Expanding choice is about enhancing equity and opportunity, not undermining it according Alan Milburn, New Labour Cabinet Minister.
Published on December 15, 2004

COMMUNITIES should have the power to sack failing police chiefs and other providers of public services, Labour’s election and policy co-ordinator said last night.

Alan Milburn’s speech, entitled Power to the People, mapped out a third-term agenda based on decentralising government and extending consumer choice. It is understood that ministers are already examining systems by which people could remove service chiefs through local petitions or other forms of direct democracy.

Citing health reforms which make it possible for patients to choose their hospital, Mr Milburn said: “It is less easy for a citizen to choose their own refuse service or police service. New mechanisms are required for empowerment here.

“Building on David Blunkett’s pioneering proposals for police reform, local communities could have new rights to challenge, or even remove, services that are consistently poorly performing.”

Some of his comments will be taken as fresh evidence of friction between him and Gordon Brown, who has called for strict limits to the role of markets in the public sector and said that greater diversity could damage the principle of equity in the provision of services.

Mr Milburn, who was brought back into the Cabinet last summer in the face of opposition from the Chancellor, told his audience last night: “Those who say there are limits to the role of free markets are right.
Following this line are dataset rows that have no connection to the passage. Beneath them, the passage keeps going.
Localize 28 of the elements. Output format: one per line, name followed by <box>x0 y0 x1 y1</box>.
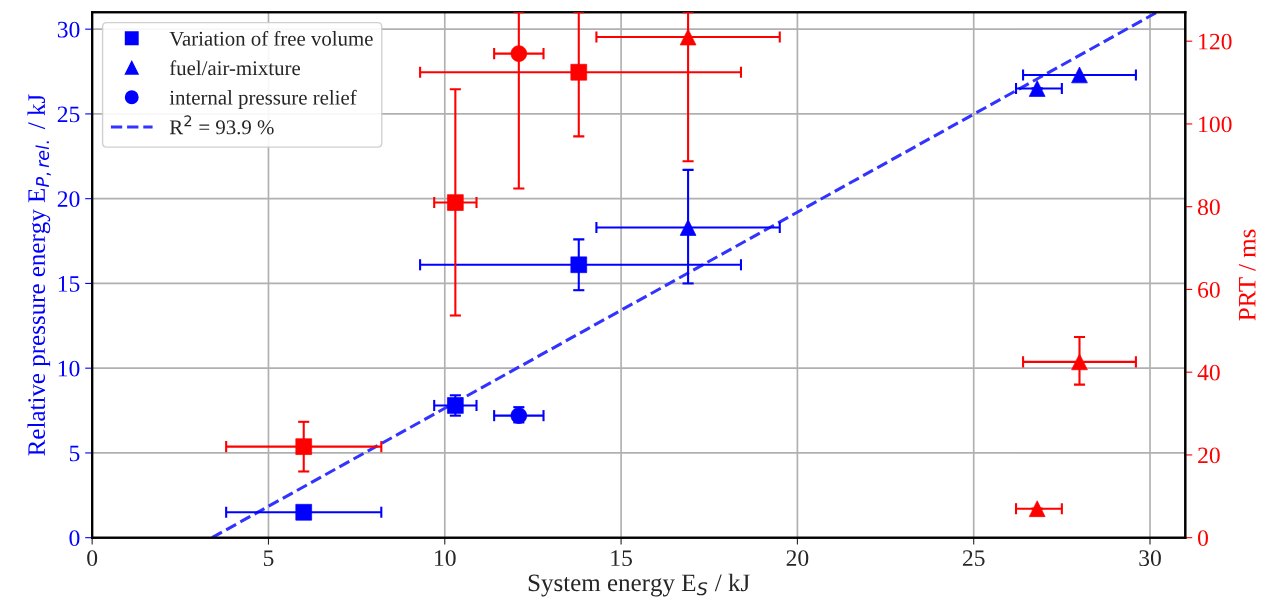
y2-axis-title: PRT / ms <box>1238 229 1256 321</box>
y-tick-label: 25 <box>57 106 80 123</box>
x-axis-title: System energy E$_{S}$ / kJ <box>528 573 750 597</box>
y-tick-label: 0 <box>69 530 80 547</box>
legend-label: fuel/air-mixture <box>169 60 300 76</box>
legend-label: R$^{2}$ = 93.9 % <box>169 115 274 135</box>
legend-label: internal pressure relief <box>169 89 357 109</box>
y2-tick-label: 60 <box>1198 281 1220 298</box>
y-tick-label: 20 <box>57 191 80 208</box>
y-tick-label: 15 <box>58 276 80 292</box>
x-tick-label: 30 <box>1139 550 1161 567</box>
y2-tick-label: 0 <box>1197 530 1208 547</box>
y2-tick-label: 20 <box>1198 447 1220 464</box>
x-tick-label: 5 <box>263 550 274 567</box>
x-tick-label: 20 <box>786 550 809 567</box>
y-axis-title: Relative pressure energy E$_{P,rel.}$ / kJ <box>27 94 51 456</box>
y2-tick-label: 80 <box>1197 199 1220 216</box>
y2-tick-label: 120 <box>1199 33 1232 50</box>
x-tick-label: 25 <box>962 550 985 567</box>
y2-tick-label: 40 <box>1197 364 1220 381</box>
x-tick-label: 10 <box>435 550 456 567</box>
y-tick-label: 10 <box>58 360 80 377</box>
y-tick-label: 30 <box>57 21 80 38</box>
legend-label: Variation of free volume <box>169 30 373 46</box>
y-tick-label: 5 <box>69 445 80 462</box>
x-tick-label: 0 <box>87 550 98 567</box>
y2-tick-label: 100 <box>1199 116 1232 133</box>
x-tick-label: 15 <box>611 550 632 567</box>
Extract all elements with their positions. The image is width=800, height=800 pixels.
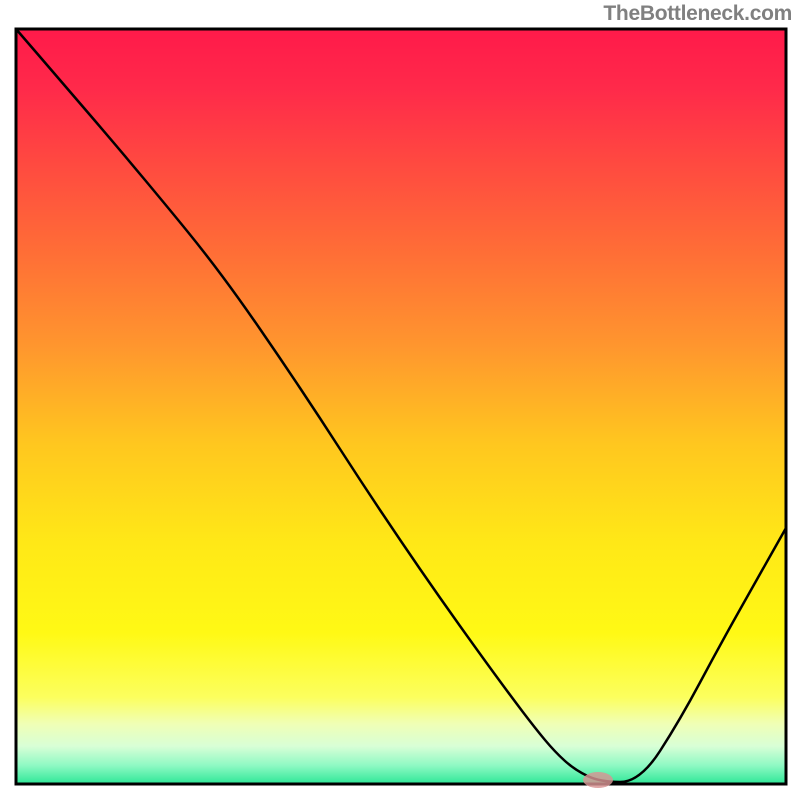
chart-svg [0,0,800,800]
chart-container: TheBottleneck.com [0,0,800,800]
plot-background [16,29,786,784]
watermark-label: TheBottleneck.com [603,2,792,26]
minimum-marker [583,772,613,788]
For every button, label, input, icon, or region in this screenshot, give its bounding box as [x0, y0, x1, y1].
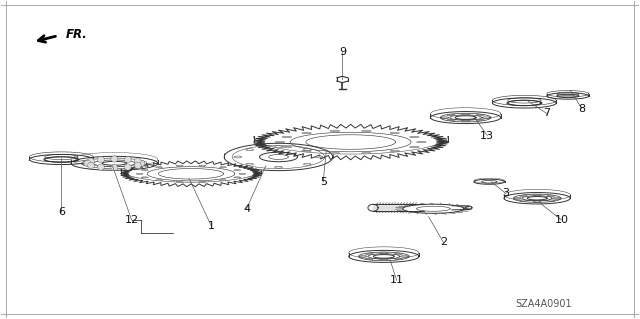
- Ellipse shape: [461, 120, 470, 122]
- Ellipse shape: [441, 117, 449, 118]
- Ellipse shape: [476, 115, 484, 116]
- Polygon shape: [403, 204, 464, 213]
- Polygon shape: [504, 193, 570, 204]
- Ellipse shape: [234, 156, 241, 158]
- Ellipse shape: [482, 117, 490, 118]
- Ellipse shape: [88, 158, 95, 164]
- Ellipse shape: [97, 156, 104, 163]
- Ellipse shape: [401, 256, 408, 257]
- Polygon shape: [431, 112, 500, 123]
- Text: 12: 12: [125, 215, 139, 225]
- Ellipse shape: [124, 164, 131, 170]
- Ellipse shape: [365, 258, 373, 260]
- Ellipse shape: [362, 152, 371, 154]
- Ellipse shape: [97, 164, 104, 170]
- Ellipse shape: [410, 146, 419, 148]
- Ellipse shape: [199, 165, 206, 166]
- Polygon shape: [452, 206, 468, 210]
- Ellipse shape: [282, 146, 292, 148]
- Polygon shape: [253, 124, 448, 160]
- Text: 1: 1: [208, 221, 215, 231]
- Ellipse shape: [176, 165, 183, 166]
- Ellipse shape: [156, 167, 163, 168]
- Ellipse shape: [359, 256, 367, 257]
- Text: 4: 4: [243, 204, 250, 214]
- Ellipse shape: [111, 156, 118, 162]
- Ellipse shape: [303, 163, 311, 165]
- Ellipse shape: [239, 173, 246, 174]
- Ellipse shape: [275, 141, 285, 143]
- Polygon shape: [224, 143, 333, 171]
- Polygon shape: [120, 161, 262, 187]
- Ellipse shape: [447, 115, 455, 116]
- Ellipse shape: [447, 119, 455, 121]
- Polygon shape: [71, 156, 158, 170]
- Ellipse shape: [246, 163, 253, 165]
- Ellipse shape: [520, 200, 527, 201]
- Ellipse shape: [390, 150, 399, 152]
- Ellipse shape: [282, 136, 292, 138]
- Ellipse shape: [533, 201, 541, 202]
- Ellipse shape: [417, 141, 426, 143]
- Ellipse shape: [246, 149, 253, 151]
- Ellipse shape: [302, 132, 311, 134]
- Text: 3: 3: [502, 188, 509, 198]
- Ellipse shape: [84, 160, 91, 167]
- Ellipse shape: [220, 180, 227, 181]
- Ellipse shape: [303, 149, 311, 151]
- Ellipse shape: [275, 146, 282, 148]
- Polygon shape: [349, 250, 419, 263]
- Ellipse shape: [362, 130, 371, 132]
- Ellipse shape: [220, 167, 227, 168]
- Ellipse shape: [234, 177, 241, 178]
- Ellipse shape: [134, 158, 141, 164]
- Text: 2: 2: [440, 237, 447, 247]
- Ellipse shape: [410, 136, 419, 138]
- Polygon shape: [373, 204, 424, 211]
- Ellipse shape: [461, 113, 470, 115]
- Ellipse shape: [476, 119, 484, 121]
- Ellipse shape: [134, 162, 141, 169]
- Ellipse shape: [141, 177, 148, 178]
- Text: 6: 6: [58, 207, 65, 217]
- Text: 8: 8: [579, 104, 586, 114]
- Ellipse shape: [275, 166, 282, 168]
- Ellipse shape: [394, 253, 403, 255]
- Ellipse shape: [302, 150, 311, 152]
- Ellipse shape: [138, 160, 145, 167]
- Ellipse shape: [380, 252, 388, 254]
- Ellipse shape: [234, 170, 241, 171]
- Text: 9: 9: [339, 47, 346, 56]
- Ellipse shape: [88, 162, 95, 169]
- Ellipse shape: [533, 194, 541, 196]
- Ellipse shape: [394, 258, 403, 260]
- Polygon shape: [474, 179, 504, 184]
- Text: 11: 11: [390, 275, 404, 285]
- Ellipse shape: [330, 152, 340, 154]
- Ellipse shape: [520, 195, 527, 197]
- Text: 5: 5: [320, 177, 326, 187]
- Ellipse shape: [365, 253, 373, 255]
- Text: 13: 13: [480, 131, 494, 141]
- Ellipse shape: [380, 259, 388, 261]
- Ellipse shape: [547, 195, 555, 197]
- Text: 10: 10: [554, 215, 568, 225]
- Ellipse shape: [330, 130, 340, 132]
- Ellipse shape: [514, 197, 522, 199]
- Ellipse shape: [156, 180, 163, 181]
- Text: FR.: FR.: [66, 27, 88, 41]
- Ellipse shape: [547, 200, 555, 201]
- Ellipse shape: [390, 132, 399, 134]
- Ellipse shape: [111, 165, 118, 171]
- Text: SZA4A0901: SZA4A0901: [515, 299, 572, 309]
- Ellipse shape: [141, 170, 148, 171]
- Text: 7: 7: [543, 108, 550, 118]
- Ellipse shape: [124, 156, 131, 163]
- Ellipse shape: [136, 173, 143, 174]
- Ellipse shape: [316, 156, 323, 158]
- Ellipse shape: [553, 197, 561, 199]
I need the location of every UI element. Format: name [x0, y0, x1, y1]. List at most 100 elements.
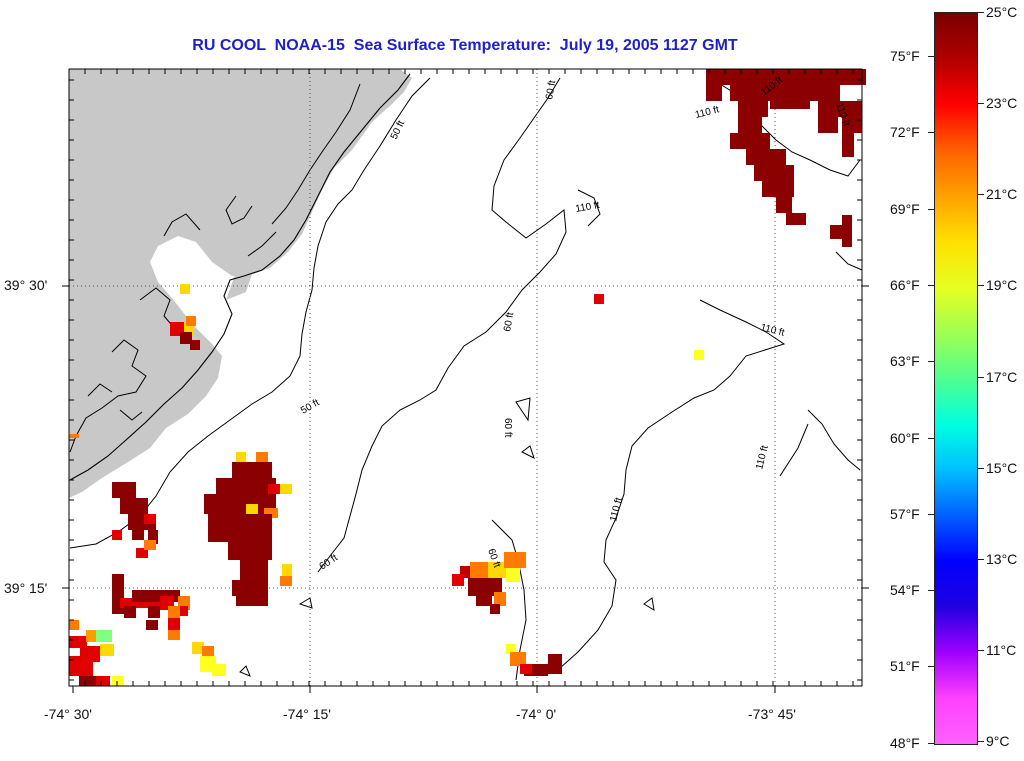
- sst-pixel: [232, 580, 248, 596]
- sst-pixel: [180, 284, 190, 294]
- contour-label: 110 ft: [754, 444, 771, 470]
- sst-pixel: [146, 620, 158, 630]
- sst-pixel: [69, 656, 93, 676]
- colorbar-celsius-label: 15°C: [986, 459, 1018, 476]
- colorbar-fahrenheit-label: 75°F: [890, 48, 920, 64]
- sst-pixel: [520, 664, 532, 674]
- sst-pixel: [144, 514, 156, 524]
- sst-pixel: [494, 592, 506, 606]
- sst-pixel: [202, 646, 214, 656]
- colorbar-tick: [928, 437, 934, 439]
- sst-pixel: [96, 676, 110, 686]
- sst-pixel: [488, 562, 506, 578]
- sst-pixel: [100, 644, 114, 656]
- colorbar-celsius-label: 11°C: [986, 641, 1017, 658]
- sst-pixel: [770, 101, 810, 109]
- map-frame: [68, 68, 863, 687]
- colorbar-fahrenheit-label: 48°F: [890, 734, 920, 751]
- contour-label: 60 ft: [318, 552, 340, 572]
- contour-60ft: [317, 77, 567, 573]
- contour-label: 110 ft: [694, 104, 720, 121]
- sst-pixel: [240, 560, 268, 580]
- sst-pixel: [148, 530, 158, 544]
- sst-pixel: [786, 213, 806, 225]
- sst-pixel: [190, 340, 200, 350]
- colorbar-tick: [978, 12, 984, 13]
- sst-pixel: [706, 69, 866, 85]
- sst-pixel: [124, 606, 136, 618]
- colorbar-celsius-label: 25°C: [986, 4, 1018, 20]
- sst-pixel: [216, 478, 276, 494]
- colorbar-celsius-label: 17°C: [986, 368, 1018, 385]
- sst-pixel: [594, 294, 604, 304]
- contour-50ft: [69, 77, 431, 549]
- colorbar-celsius-label: 9°C: [986, 733, 1010, 749]
- sst-pixel: [506, 644, 516, 654]
- sst-pixel: [246, 504, 258, 514]
- sst-pixel: [69, 620, 79, 630]
- sst-pixel: [762, 181, 794, 197]
- sst-pixel: [776, 197, 792, 213]
- sst-pixel: [186, 316, 196, 326]
- contour-label: 110 ft: [575, 200, 601, 215]
- colorbar-tick: [928, 284, 934, 286]
- sst-pixel: [694, 350, 704, 360]
- colorbar-tick: [928, 513, 934, 515]
- sst-pixel: [468, 578, 502, 596]
- sst-pixel: [818, 117, 838, 133]
- sst-pixel: [132, 530, 144, 540]
- sst-pixel: [830, 225, 842, 239]
- contour-loop: [239, 397, 655, 677]
- colorbar-tick: [928, 742, 934, 744]
- sst-pixel: [120, 498, 148, 514]
- colorbar-tick: [978, 103, 984, 105]
- sst-pixel: [490, 604, 500, 614]
- sst-pixel: [228, 540, 272, 560]
- sst-pixel: [510, 652, 526, 666]
- sst-pixel: [818, 101, 862, 117]
- sst-pixel: [144, 540, 156, 550]
- colorbar-tick: [928, 56, 934, 57]
- sst-pixel: [256, 452, 268, 462]
- sst-pixel: [738, 101, 768, 117]
- colorbar-fahrenheit-label: 60°F: [890, 429, 920, 446]
- sst-pixel: [236, 452, 246, 462]
- barrier-island: [69, 83, 361, 453]
- sst-pixel: [168, 630, 180, 640]
- contour-label: 50 ft: [389, 119, 408, 142]
- sst-pixel: [112, 482, 136, 498]
- colorbar-celsius-label: 19°C: [986, 277, 1018, 294]
- sst-pixel: [504, 552, 526, 568]
- colorbar-fahrenheit-label: 72°F: [890, 124, 920, 141]
- axis-ticks: [62, 69, 869, 693]
- contour-110ft: [559, 83, 863, 669]
- land-mass: [69, 69, 412, 498]
- colorbar: [934, 12, 978, 745]
- sst-pixel: [168, 618, 180, 630]
- sst-pixel: [842, 215, 852, 247]
- sst-pixel: [280, 576, 292, 586]
- contour-label: 60 ft: [544, 79, 558, 100]
- sst-pixel: [192, 642, 204, 654]
- contour-label: 60 ft: [502, 311, 516, 332]
- sst-pixel: [730, 133, 770, 149]
- sst-pixel: [180, 606, 188, 616]
- colorbar-tick: [978, 194, 984, 196]
- sst-pixel: [148, 606, 160, 618]
- colorbar-fahrenheit-label: 57°F: [890, 505, 920, 522]
- colorbar-tick: [928, 590, 934, 592]
- sst-pixels: [69, 69, 866, 686]
- colorbar-tick: [978, 741, 984, 742]
- colorbar-fahrenheit-label: 66°F: [890, 276, 920, 293]
- sst-pixel: [69, 636, 87, 648]
- sst-pixel: [506, 568, 520, 582]
- colorbar-tick: [928, 132, 934, 134]
- colorbar-fahrenheit-label: 63°F: [890, 353, 920, 370]
- contour-60ft-b: [491, 519, 527, 681]
- sst-pixel: [180, 332, 192, 344]
- sst-pixel: [746, 149, 786, 165]
- lon-label-3: -74° 0': [516, 706, 557, 722]
- lon-label-4: -73° 45': [748, 706, 796, 722]
- sst-pixel: [208, 514, 272, 542]
- sst-pixel: [212, 664, 226, 676]
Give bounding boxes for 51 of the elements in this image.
We should be as explicit in recognising the real limits to the role of centralised states.

“Expanding choice is about enhancing equity and opportunity, not undermining it. That is why reforms to extend choice should be driven forward in education and housing, as well as hospitals and surgeries.”

Although Mr Milburn acknowledged that central government had a role to play in enforcing standards, he said: “We have reached the high watermark of the post-1997 centrally driven, target-based approach . . . the key drivers of improvement over the next decade will be consumer choice and community empowerment.”

Speaking to the Social Market Foundation think-tank, Mr Milburn said the Government must transform the relationship between state and citizen. “It is time to take politics out of Whitehall . . . to reconnect politics and public where it counts most — in local communities.”